Capital gains on house , land sale.

tommysmith

Registered User
Messages
27
Hi everyone.

Suppose a person is considering selling some farm land and a dwelling house what is the story regarding capital gains tax. The farmland was given for love and affection by the persons parents about 20 years ago. For 10 years the land was farmed by the gent. This person is 46 and is in bad health and can no longer farm the land. He is now registered as disabled. Because of his bad health he let the farm for the past 9 years, he kept some of it but now wonders if he could sell it as he cant walk around it anymore.

The dwelling house was belong to his parents , it became his family home, he lived there after the parents died for about 10 years. About 6 years ago he built a new house, ran into difficulties with the builders and eventually moved in. It was only recently he became confident with the new house, homebond called a few times because there were major cracks on two walls, he feared it would need to be repaired. Hence the delay in selling the old house. He accepts he would have made more money if he sold it earlier.

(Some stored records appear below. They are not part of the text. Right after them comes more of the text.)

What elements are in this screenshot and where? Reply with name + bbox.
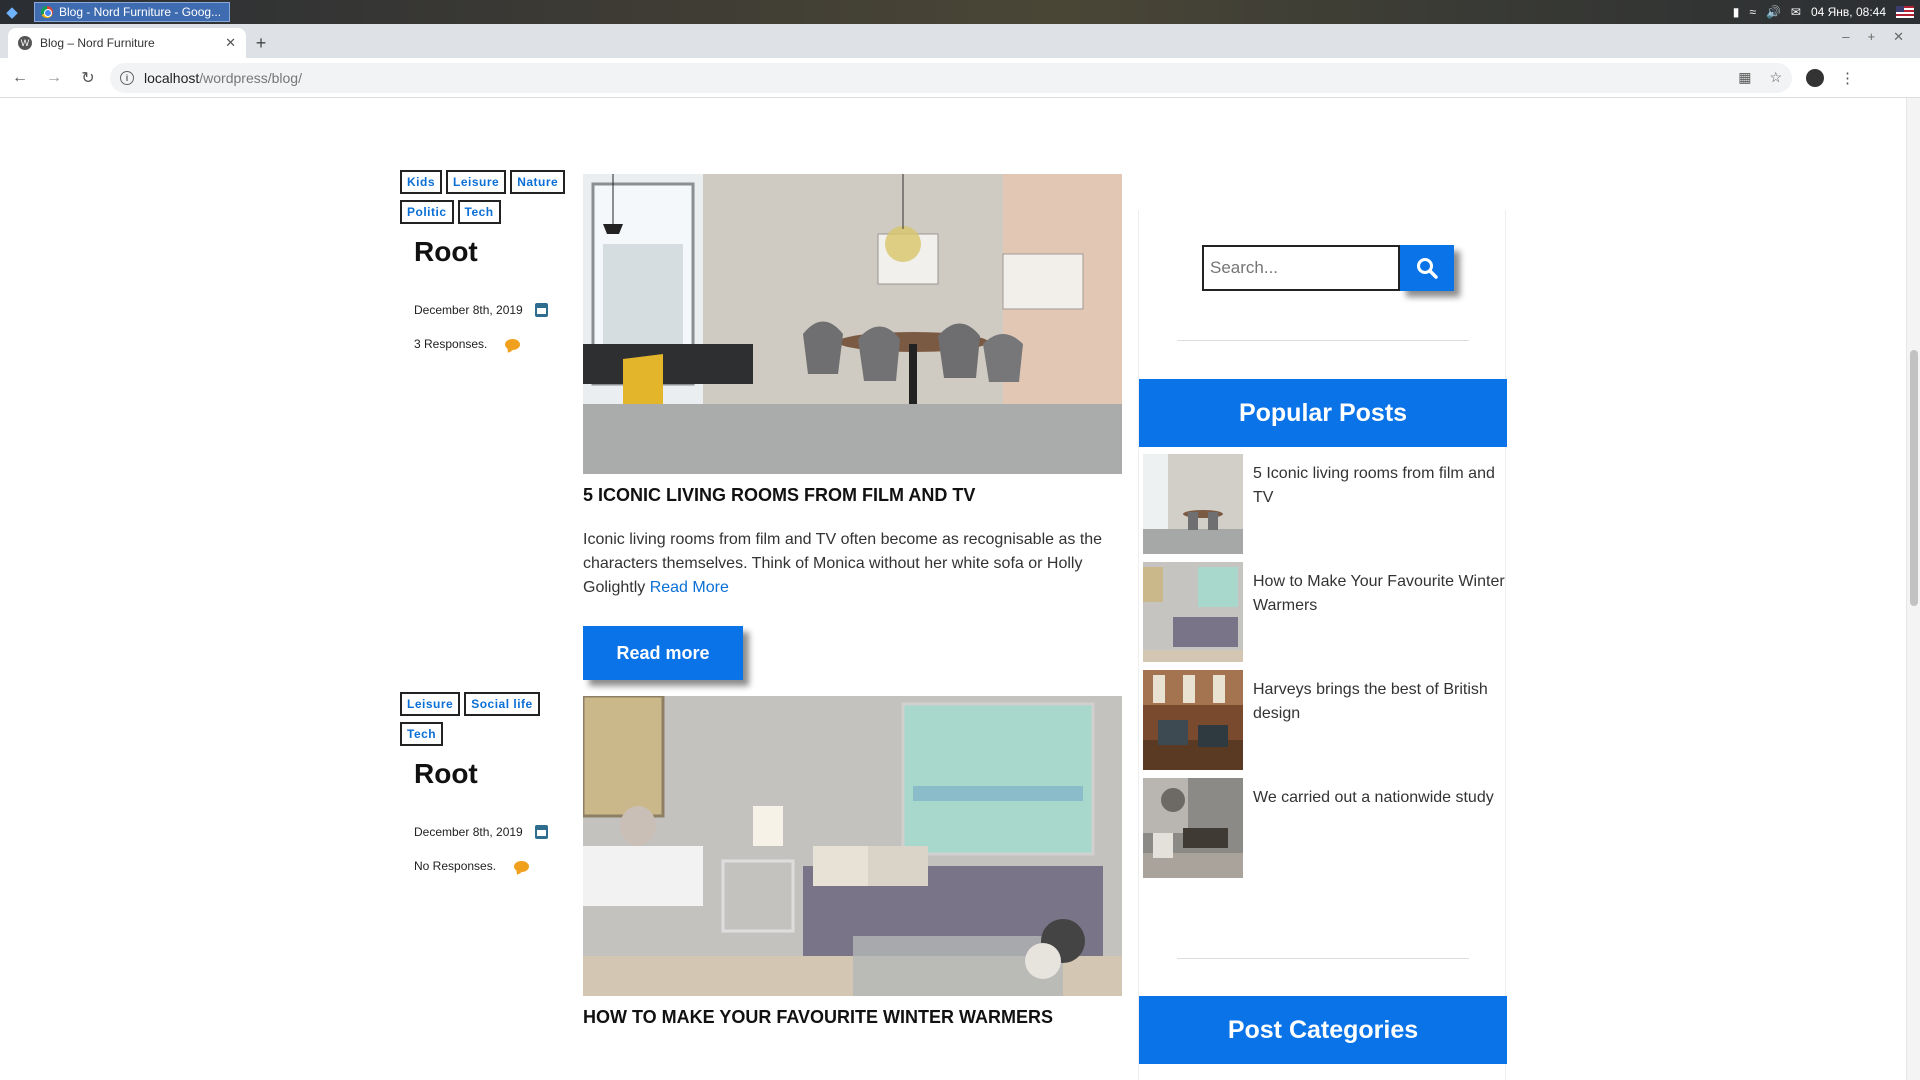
dining-room-thumbnail [1143, 454, 1243, 554]
popular-post-thumbnail[interactable] [1143, 562, 1243, 662]
close-tab-icon[interactable]: ✕ [225, 35, 236, 51]
read-more-button[interactable]: Read more [583, 626, 743, 680]
popular-post-thumbnail[interactable] [1143, 778, 1243, 878]
tag-link[interactable]: Social life [464, 692, 540, 716]
popular-post-title[interactable]: 5 Iconic living rooms from film and TV [1253, 462, 1507, 510]
post-author[interactable]: Root [414, 758, 478, 790]
read-more-link[interactable]: Read More [650, 579, 729, 596]
site-info-icon[interactable]: i [120, 70, 134, 85]
translate-icon[interactable]: ▦ [1738, 69, 1751, 86]
browser-tab[interactable]: W Blog – Nord Furniture ✕ [8, 28, 246, 58]
url-text[interactable]: localhost/wordpress/blog/ [144, 70, 302, 86]
browser-tab-strip: W Blog – Nord Furniture ✕ + – + ✕ [0, 24, 1920, 58]
living-room-photo [583, 696, 1122, 996]
comment-bubble-icon [505, 338, 521, 350]
volume-icon[interactable]: 🔊 [1766, 5, 1781, 19]
web-page: Kids Leisure Nature Politic Tech Root De… [0, 98, 1906, 1080]
page-scrollbar[interactable] [1906, 98, 1920, 1080]
post-tags: Leisure Social life Tech [400, 692, 572, 746]
taskbar-window-title: Blog - Nord Furniture - Goog... [59, 5, 222, 19]
os-taskbar: ◆ Blog - Nord Furniture - Goog... ▮ ≈ 🔊 … [0, 0, 1920, 24]
dining-room-photo [583, 174, 1122, 474]
popular-post-title[interactable]: Harveys brings the best of British desig… [1253, 678, 1507, 726]
window-controls: – + ✕ [1842, 29, 1920, 53]
post-featured-image[interactable] [583, 696, 1122, 996]
reload-icon[interactable]: ↻ [74, 68, 102, 88]
post-date: December 8th, 2019 [414, 303, 548, 317]
wordpress-favicon-icon: W [18, 36, 32, 50]
url-path: /wordpress/blog/ [199, 69, 302, 86]
minimize-icon[interactable]: – [1842, 29, 1849, 45]
tag-link[interactable]: Leisure [446, 170, 507, 194]
popular-post-title[interactable]: How to Make Your Favourite Winter Warmer… [1253, 570, 1507, 618]
post-author[interactable]: Root [414, 236, 478, 268]
maximize-icon[interactable]: + [1868, 29, 1876, 45]
new-tab-button[interactable]: + [246, 28, 276, 58]
back-arrow-icon[interactable]: ← [6, 69, 34, 87]
restaurant-interior-thumbnail [1143, 670, 1243, 770]
post-categories-heading: Post Categories [1139, 996, 1507, 1064]
scrollbar-thumb[interactable] [1910, 350, 1918, 606]
post-featured-image[interactable] [583, 174, 1122, 474]
clock[interactable]: 04 Янв, 08:44 [1811, 5, 1886, 19]
tag-link[interactable]: Kids [400, 170, 443, 194]
post-title[interactable]: 5 ICONIC LIVING ROOMS FROM FILM AND TV [583, 485, 975, 506]
popular-post-item[interactable]: How to Make Your Favourite Winter Warmer… [1143, 562, 1507, 662]
popular-post-item[interactable]: 5 Iconic living rooms from film and TV [1143, 454, 1507, 554]
tag-link[interactable]: Leisure [400, 692, 461, 716]
post-responses: 3 Responses. [414, 337, 521, 351]
popular-post-title[interactable]: We carried out a nationwide study [1253, 786, 1507, 810]
profile-avatar-icon[interactable] [1806, 68, 1824, 87]
start-menu-icon[interactable]: ◆ [0, 0, 24, 24]
post-title[interactable]: HOW TO MAKE YOUR FAVOURITE WINTER WARMER… [583, 1007, 1053, 1028]
battery-icon[interactable]: ▮ [1733, 5, 1740, 19]
popular-post-thumbnail[interactable] [1143, 454, 1243, 554]
taskbar-window-button[interactable]: Blog - Nord Furniture - Goog... [34, 2, 230, 22]
tag-link[interactable]: Politic [400, 200, 454, 224]
blog-post: Kids Leisure Nature Politic Tech Root De… [400, 170, 1122, 680]
post-excerpt: Iconic living rooms from film and TV oft… [583, 528, 1122, 600]
post-date-text: December 8th, 2019 [414, 303, 523, 317]
blog-post: Leisure Social life Tech Root December 8… [400, 692, 1122, 1080]
search-icon [1417, 258, 1438, 279]
search-form [1202, 245, 1454, 291]
living-room-thumbnail [1143, 562, 1243, 662]
system-tray: ▮ ≈ 🔊 ✉ 04 Янв, 08:44 [1733, 5, 1920, 19]
tag-link[interactable]: Tech [457, 200, 501, 224]
url-host: localhost [144, 69, 200, 86]
mail-icon[interactable]: ✉ [1791, 5, 1801, 19]
wifi-icon[interactable]: ≈ [1749, 5, 1756, 19]
tab-title: Blog – Nord Furniture [40, 36, 155, 50]
popular-posts-heading: Popular Posts [1139, 379, 1507, 447]
forward-arrow-icon[interactable]: → [40, 69, 68, 87]
divider [1177, 958, 1469, 959]
chrome-menu-icon[interactable]: ⋮ [1840, 69, 1855, 87]
calendar-icon [534, 303, 548, 317]
lounge-thumbnail [1143, 778, 1243, 878]
tag-link[interactable]: Nature [510, 170, 566, 194]
comment-bubble-icon [514, 860, 530, 872]
chrome-icon [41, 6, 53, 18]
tag-link[interactable]: Tech [400, 722, 444, 746]
sidebar: Popular Posts 5 Iconic living rooms from… [1138, 210, 1507, 1080]
popular-post-thumbnail[interactable] [1143, 670, 1243, 770]
post-date-text: December 8th, 2019 [414, 825, 523, 839]
bookmark-star-icon[interactable]: ☆ [1769, 69, 1782, 86]
divider [1177, 340, 1469, 341]
responses-text[interactable]: 3 Responses. [414, 337, 487, 351]
popular-post-item[interactable]: Harveys brings the best of British desig… [1143, 670, 1507, 770]
post-responses: No Responses. [414, 859, 530, 873]
keyboard-layout-flag-icon[interactable] [1896, 6, 1914, 18]
post-tags: Kids Leisure Nature Politic Tech [400, 170, 572, 224]
address-bar[interactable]: i localhost/wordpress/blog/ ▦ ☆ [110, 62, 1792, 93]
search-input[interactable] [1202, 245, 1400, 291]
calendar-icon [534, 825, 548, 839]
browser-toolbar: ← → ↻ i localhost/wordpress/blog/ ▦ ☆ ⋮ [0, 58, 1920, 98]
popular-post-item[interactable]: We carried out a nationwide study [1143, 778, 1507, 878]
responses-text[interactable]: No Responses. [414, 859, 496, 873]
post-date: December 8th, 2019 [414, 825, 548, 839]
close-window-icon[interactable]: ✕ [1893, 29, 1904, 45]
search-button[interactable] [1400, 245, 1454, 291]
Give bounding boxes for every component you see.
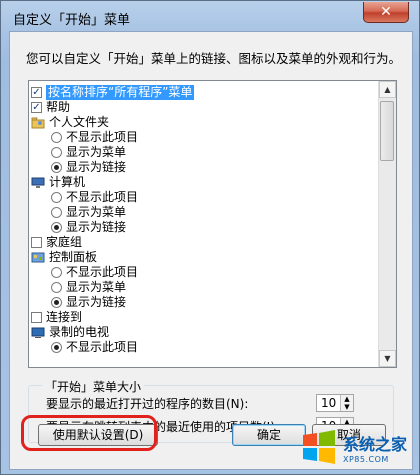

He still has some bits in the old home which he uses ie his washing machine and his clothes dryer and some bits in his new home. He cooks most meals in the new house, and his family sleep there. While the sale of some dwelling houses may be exempt for capital gains , would this apply here or if it does not how will the gain (loss) be calcualted. He tells me he did build on an extension and installed a new kitchen in the family home.

He did pay the €200 for one of the houses, and hopes to minimise his capatial gains liablity as much as possible.

He would like to sell it next year, so he can adapt the new house for his needs as a disabled person. The address he uses is the new house.

Any views/advice ?
 
Not an expert here but his is my understanding...

In the case of the house, it looks like the new house became his principal private residence approx 6 years back so capital gains would be calculated based on its value approx 20 years ago when he inherited it and its value approx 6 years back when it was no longer his PPR as he moved to new house

In the case of the land, capital gains would be based on full 20 years since he inherited it

Do you know if he paid any inheritance tax or other when land house was signed to him as this would impact the calculations... more he paid then the less he would be liable for now.

I'm not sure if being disabled will reduce the liability or not but should be checked out.

Suggest that he maybe speaks to a solicitor for advise... Sorry I cannot help further Best of luck
 
Hi,
A farmer usually qualifies for retirement relief on the sell on the land. But there are criteria for this.
The land not leased in the last 10yrs
The age of the farmer, must be over 55yrs if i remember correctly
There is a limit of tax threshold. i think 750k if i remember

So this means that you dont qualify for this. So you will have to pay capital gains on the land and house, it the house isnt your ppr. A person can only have one ppr.
The market value at the time of last transfer of land & house.ie.20yrs ago is taken as the base. This amt is adjusted for inflation, revenue/accountant will have this data. Then all costs incurred in extension,legal fees etc are added to the base cost.

example:
Market value of land & house 20yrs ago
 
example:
market value 20yrs ago 100k
costs ie.legal 5k
105k x 1.72 inflation = 180k

extension 10yrs old 20k x 1.23 inflation = 24.6k

cost of sale.legal,auctioneer 10k

total cost 214.6k - sale prices 300k = 85.4k

85.4k x 20% = 17.08k - cg allowance = tax due

note: these are all estimate and its been a time since i have calculated cgt so tax rates etc. are likely to be incorrect, but you get the idea


Many farmers transferred land to a child ( tax free ) and using the childs name, sold it the 3rd party at no tax because the base cost is at the market value at the date of transfer from father to child which should equal sale price.